“Today you usually use animated avatars to model a person,” Ingo Feldmann, head of the Immersive Media and Communication group at Fraunhofer HHI, told Digital Trends. “So you create a model of a person in a 3D map and somehow capture the motion from a real actor and then you try to animate this model.”
The method developed by Feldmann and his team instead record high-resolution video using industrial stereo cameras, which capture an image with two lenses, much like a pair of human eyes. The array is made up of 32 of these cameras (Feldmann was tight-lipped about about the camera models) allowing it to record a subject’s movements in 360 degrees, creating a detailed and dynamic representation.
“We film the person directly in 3D,” Feldmann said, “in what we call volumetric video. There are cameras arranged around this actor … and these cameras create 2D images. From these images we create a 3D structure or model that looks completely natural. There are no animations, it’s the real person, and they can be inserted into a VR or AR experience.”

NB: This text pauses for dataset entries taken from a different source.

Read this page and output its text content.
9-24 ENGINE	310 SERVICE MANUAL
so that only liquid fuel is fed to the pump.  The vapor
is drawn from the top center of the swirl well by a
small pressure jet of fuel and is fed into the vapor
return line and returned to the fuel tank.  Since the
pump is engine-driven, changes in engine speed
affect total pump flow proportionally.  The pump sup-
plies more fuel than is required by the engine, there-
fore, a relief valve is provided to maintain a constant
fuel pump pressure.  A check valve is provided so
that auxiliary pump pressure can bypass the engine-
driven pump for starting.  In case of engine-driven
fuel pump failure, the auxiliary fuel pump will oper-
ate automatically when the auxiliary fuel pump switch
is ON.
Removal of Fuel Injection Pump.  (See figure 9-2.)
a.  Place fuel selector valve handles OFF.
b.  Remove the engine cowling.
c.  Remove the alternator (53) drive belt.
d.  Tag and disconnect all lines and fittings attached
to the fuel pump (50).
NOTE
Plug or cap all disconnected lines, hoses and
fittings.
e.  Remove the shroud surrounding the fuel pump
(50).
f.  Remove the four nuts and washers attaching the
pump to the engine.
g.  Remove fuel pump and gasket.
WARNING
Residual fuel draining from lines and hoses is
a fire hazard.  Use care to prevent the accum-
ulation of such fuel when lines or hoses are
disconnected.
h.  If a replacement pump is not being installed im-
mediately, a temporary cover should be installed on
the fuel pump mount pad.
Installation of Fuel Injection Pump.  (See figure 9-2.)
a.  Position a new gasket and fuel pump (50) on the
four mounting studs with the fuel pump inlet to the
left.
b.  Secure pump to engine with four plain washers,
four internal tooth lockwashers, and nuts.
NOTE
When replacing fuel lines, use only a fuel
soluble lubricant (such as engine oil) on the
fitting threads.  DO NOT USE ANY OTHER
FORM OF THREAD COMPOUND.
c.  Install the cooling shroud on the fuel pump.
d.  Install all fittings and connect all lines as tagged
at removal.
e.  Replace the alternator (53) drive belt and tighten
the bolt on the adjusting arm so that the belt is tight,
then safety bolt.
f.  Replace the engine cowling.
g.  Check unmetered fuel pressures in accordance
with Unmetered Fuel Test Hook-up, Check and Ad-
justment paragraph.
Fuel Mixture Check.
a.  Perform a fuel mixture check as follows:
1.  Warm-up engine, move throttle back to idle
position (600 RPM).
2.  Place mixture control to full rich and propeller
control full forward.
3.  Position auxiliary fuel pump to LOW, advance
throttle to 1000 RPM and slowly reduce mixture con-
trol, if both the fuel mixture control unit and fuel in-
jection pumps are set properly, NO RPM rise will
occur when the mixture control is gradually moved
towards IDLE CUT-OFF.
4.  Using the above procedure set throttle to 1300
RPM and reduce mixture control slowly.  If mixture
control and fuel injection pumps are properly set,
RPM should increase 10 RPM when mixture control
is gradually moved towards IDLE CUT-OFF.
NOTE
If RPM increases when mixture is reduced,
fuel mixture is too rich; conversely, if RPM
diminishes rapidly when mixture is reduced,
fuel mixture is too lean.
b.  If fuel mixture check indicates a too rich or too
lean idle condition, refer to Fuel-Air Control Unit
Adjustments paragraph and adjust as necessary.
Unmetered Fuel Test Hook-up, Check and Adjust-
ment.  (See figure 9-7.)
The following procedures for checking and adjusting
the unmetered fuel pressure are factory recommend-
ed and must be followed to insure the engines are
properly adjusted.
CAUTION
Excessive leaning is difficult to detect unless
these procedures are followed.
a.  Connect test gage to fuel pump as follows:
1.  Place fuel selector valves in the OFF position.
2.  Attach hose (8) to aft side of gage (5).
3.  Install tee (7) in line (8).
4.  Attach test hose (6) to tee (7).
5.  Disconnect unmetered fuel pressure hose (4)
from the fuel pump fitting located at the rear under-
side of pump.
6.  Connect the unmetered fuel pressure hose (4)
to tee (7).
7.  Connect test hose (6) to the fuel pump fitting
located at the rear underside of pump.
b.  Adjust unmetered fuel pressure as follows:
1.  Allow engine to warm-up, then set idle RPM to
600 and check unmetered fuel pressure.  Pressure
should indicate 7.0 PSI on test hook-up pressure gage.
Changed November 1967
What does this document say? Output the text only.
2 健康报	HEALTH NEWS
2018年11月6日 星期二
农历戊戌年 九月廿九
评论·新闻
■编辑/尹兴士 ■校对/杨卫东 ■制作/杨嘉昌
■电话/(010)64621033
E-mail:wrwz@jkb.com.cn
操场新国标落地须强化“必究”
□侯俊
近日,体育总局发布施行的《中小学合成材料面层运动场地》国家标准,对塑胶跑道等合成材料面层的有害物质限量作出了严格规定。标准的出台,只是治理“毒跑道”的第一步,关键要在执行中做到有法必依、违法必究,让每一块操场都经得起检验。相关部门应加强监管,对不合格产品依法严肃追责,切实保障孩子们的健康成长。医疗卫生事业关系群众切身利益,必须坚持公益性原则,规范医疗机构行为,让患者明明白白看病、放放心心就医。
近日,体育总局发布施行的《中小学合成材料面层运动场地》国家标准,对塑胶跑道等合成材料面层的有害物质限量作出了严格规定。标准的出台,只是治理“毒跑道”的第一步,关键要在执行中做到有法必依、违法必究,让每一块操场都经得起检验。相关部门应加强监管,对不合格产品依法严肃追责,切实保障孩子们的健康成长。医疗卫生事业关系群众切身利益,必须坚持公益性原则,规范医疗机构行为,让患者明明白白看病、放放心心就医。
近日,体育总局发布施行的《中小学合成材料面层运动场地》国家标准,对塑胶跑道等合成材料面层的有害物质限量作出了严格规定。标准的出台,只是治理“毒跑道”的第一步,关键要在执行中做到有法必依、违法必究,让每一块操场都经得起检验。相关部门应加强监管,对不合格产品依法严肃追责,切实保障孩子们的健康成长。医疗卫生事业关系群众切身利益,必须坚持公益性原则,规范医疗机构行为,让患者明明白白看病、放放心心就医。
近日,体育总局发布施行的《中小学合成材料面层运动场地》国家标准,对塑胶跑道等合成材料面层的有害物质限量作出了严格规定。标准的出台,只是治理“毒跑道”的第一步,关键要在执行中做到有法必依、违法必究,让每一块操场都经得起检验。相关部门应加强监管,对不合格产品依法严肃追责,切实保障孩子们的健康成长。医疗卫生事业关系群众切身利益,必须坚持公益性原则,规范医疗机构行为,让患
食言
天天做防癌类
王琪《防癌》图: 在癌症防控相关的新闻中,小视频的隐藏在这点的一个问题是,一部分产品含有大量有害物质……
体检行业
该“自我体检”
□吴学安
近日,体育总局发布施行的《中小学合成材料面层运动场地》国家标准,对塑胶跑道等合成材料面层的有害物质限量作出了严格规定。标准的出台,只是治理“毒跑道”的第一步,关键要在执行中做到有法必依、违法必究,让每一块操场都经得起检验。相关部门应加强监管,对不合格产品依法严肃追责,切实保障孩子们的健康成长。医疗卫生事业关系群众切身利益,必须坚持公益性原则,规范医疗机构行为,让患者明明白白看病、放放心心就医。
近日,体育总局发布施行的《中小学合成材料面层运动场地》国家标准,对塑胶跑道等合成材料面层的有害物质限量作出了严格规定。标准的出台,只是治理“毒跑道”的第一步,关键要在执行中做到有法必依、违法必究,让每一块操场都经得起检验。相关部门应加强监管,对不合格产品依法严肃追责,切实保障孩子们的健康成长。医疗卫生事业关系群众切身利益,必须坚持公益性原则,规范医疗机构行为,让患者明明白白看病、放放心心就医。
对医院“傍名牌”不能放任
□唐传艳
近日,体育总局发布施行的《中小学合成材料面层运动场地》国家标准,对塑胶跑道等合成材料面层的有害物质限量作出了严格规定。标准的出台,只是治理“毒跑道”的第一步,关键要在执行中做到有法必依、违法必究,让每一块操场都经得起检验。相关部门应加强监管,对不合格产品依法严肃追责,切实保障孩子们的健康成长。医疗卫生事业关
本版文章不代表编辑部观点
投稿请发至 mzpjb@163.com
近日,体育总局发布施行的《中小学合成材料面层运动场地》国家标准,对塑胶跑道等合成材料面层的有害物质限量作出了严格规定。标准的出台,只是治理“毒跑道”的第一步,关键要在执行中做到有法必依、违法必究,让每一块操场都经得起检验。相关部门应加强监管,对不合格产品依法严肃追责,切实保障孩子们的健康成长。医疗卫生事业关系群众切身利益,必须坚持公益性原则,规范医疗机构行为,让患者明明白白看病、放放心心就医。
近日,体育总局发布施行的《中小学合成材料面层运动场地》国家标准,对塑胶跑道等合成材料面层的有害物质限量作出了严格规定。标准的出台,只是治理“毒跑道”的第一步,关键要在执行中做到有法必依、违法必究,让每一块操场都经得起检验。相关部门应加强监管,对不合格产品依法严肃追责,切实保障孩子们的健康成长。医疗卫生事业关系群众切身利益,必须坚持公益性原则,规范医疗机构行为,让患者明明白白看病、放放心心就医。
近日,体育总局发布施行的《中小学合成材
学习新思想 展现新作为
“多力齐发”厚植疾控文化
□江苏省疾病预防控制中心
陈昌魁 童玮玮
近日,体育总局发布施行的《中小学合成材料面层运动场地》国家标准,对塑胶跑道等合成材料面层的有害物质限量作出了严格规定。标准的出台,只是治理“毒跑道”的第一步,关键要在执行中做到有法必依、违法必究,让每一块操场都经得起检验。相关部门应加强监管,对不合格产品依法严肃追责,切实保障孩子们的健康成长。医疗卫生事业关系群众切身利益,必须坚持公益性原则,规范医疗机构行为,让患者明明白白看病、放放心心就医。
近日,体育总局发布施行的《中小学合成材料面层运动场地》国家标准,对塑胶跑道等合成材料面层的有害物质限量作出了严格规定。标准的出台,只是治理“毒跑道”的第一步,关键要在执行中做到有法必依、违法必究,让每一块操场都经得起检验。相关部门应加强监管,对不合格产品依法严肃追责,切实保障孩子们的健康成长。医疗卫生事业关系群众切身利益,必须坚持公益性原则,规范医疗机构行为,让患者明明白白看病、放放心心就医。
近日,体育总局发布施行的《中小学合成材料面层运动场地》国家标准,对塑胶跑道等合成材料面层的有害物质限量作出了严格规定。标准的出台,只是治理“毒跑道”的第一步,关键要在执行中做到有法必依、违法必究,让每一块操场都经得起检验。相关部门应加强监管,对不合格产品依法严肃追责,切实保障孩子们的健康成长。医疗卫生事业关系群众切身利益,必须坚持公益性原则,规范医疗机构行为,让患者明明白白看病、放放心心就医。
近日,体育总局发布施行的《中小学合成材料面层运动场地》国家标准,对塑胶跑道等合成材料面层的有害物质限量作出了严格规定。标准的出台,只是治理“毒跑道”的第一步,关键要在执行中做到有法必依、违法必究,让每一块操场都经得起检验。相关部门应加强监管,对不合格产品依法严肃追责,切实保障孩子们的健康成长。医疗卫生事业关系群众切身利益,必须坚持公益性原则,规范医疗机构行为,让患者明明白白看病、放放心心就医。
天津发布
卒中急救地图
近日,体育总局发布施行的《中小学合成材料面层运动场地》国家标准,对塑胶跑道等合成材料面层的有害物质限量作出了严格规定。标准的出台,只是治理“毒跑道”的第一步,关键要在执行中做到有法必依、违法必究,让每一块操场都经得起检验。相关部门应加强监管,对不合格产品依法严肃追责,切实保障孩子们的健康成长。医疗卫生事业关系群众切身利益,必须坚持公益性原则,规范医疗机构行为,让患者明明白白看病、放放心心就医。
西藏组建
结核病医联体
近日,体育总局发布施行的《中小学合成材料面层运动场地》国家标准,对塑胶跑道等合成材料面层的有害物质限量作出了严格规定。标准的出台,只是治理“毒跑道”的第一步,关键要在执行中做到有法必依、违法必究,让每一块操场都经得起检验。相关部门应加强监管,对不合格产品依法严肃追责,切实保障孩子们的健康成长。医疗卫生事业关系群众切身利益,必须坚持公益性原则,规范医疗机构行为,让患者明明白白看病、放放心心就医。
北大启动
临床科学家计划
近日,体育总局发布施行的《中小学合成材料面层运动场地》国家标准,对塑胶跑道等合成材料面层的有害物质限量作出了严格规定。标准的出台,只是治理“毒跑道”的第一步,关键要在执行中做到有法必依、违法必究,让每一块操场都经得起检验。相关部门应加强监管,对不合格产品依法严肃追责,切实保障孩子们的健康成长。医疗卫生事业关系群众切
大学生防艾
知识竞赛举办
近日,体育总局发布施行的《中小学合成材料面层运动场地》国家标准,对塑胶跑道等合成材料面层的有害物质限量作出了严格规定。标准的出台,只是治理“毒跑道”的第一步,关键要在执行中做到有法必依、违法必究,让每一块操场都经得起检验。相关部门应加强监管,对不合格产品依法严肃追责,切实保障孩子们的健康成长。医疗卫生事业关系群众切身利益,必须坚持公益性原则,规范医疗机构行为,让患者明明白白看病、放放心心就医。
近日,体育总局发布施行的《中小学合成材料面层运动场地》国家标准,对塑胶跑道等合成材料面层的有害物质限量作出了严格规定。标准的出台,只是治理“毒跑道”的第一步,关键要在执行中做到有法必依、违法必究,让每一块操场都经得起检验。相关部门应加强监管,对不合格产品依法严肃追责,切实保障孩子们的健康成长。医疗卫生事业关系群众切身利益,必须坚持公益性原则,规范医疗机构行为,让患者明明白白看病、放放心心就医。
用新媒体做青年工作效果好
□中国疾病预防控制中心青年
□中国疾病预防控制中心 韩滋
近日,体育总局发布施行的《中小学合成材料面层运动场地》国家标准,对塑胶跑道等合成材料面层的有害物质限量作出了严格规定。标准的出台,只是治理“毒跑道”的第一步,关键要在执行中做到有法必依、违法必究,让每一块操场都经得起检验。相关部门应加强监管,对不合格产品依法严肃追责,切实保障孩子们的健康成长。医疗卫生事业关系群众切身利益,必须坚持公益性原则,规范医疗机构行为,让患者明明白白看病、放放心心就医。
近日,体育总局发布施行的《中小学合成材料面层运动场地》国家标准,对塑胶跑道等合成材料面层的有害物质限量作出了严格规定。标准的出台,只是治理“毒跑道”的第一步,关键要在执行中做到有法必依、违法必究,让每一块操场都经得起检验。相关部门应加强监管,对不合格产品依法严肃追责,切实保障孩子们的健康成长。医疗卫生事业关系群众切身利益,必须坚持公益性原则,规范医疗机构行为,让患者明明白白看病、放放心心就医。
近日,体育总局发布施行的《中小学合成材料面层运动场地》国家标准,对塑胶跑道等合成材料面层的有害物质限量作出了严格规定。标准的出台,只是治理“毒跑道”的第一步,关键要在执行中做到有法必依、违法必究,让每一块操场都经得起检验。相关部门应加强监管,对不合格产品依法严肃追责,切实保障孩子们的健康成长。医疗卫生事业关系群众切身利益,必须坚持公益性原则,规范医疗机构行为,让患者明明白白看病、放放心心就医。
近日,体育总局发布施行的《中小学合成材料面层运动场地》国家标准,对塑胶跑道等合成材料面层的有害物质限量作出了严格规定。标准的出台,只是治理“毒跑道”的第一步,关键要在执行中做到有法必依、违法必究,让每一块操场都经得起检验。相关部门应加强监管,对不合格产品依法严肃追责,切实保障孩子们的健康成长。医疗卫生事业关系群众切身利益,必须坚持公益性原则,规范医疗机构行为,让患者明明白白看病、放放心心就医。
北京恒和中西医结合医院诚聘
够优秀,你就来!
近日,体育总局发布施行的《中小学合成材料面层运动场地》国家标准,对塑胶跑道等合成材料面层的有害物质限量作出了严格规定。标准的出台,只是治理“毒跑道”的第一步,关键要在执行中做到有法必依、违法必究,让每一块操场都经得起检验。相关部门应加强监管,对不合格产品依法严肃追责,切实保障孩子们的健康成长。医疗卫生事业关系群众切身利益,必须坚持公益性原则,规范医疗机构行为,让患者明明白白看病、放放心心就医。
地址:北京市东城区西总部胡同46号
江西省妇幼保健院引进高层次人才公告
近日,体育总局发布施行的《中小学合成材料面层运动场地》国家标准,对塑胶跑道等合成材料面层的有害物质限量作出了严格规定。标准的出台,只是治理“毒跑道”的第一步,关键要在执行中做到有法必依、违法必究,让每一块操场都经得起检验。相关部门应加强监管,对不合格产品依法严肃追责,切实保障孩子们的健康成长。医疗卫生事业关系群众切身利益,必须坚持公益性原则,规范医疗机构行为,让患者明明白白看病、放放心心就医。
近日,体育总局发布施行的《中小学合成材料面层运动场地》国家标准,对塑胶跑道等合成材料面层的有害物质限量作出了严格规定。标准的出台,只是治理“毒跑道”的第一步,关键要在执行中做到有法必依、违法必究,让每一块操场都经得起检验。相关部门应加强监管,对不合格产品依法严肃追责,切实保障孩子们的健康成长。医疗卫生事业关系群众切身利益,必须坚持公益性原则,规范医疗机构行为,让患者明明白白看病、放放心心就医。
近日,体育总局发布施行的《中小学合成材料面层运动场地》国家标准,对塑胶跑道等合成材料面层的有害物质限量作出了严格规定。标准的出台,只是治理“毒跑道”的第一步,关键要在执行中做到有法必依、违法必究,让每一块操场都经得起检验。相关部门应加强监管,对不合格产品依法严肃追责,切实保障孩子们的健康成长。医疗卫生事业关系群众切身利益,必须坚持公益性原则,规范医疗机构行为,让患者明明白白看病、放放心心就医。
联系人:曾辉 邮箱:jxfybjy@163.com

Of course, there’s a lot that goes into inserting the recorded video into a virtual world but, to make the task easier, the researchers created algorithms that can quickly extract the video’s depth data to calculate how the 3D figure should appear. Feldmann said the camera array is capable of capturing some 300 million triangles per person — far too many for a VR device to accommodate — so they must also reduce the complexity of the model.
“We have to adapt the resolution to the device,” he said.
The scientists have now opened a studio at Fraunhofer HHI where people can come to record models for VR and AR.
IFA 2016 was host to another state-of-the-art scanner, Botscan, which used 70 high-resolution DSLRs to capture an incredibly detailed, albeit static, 360-degree image.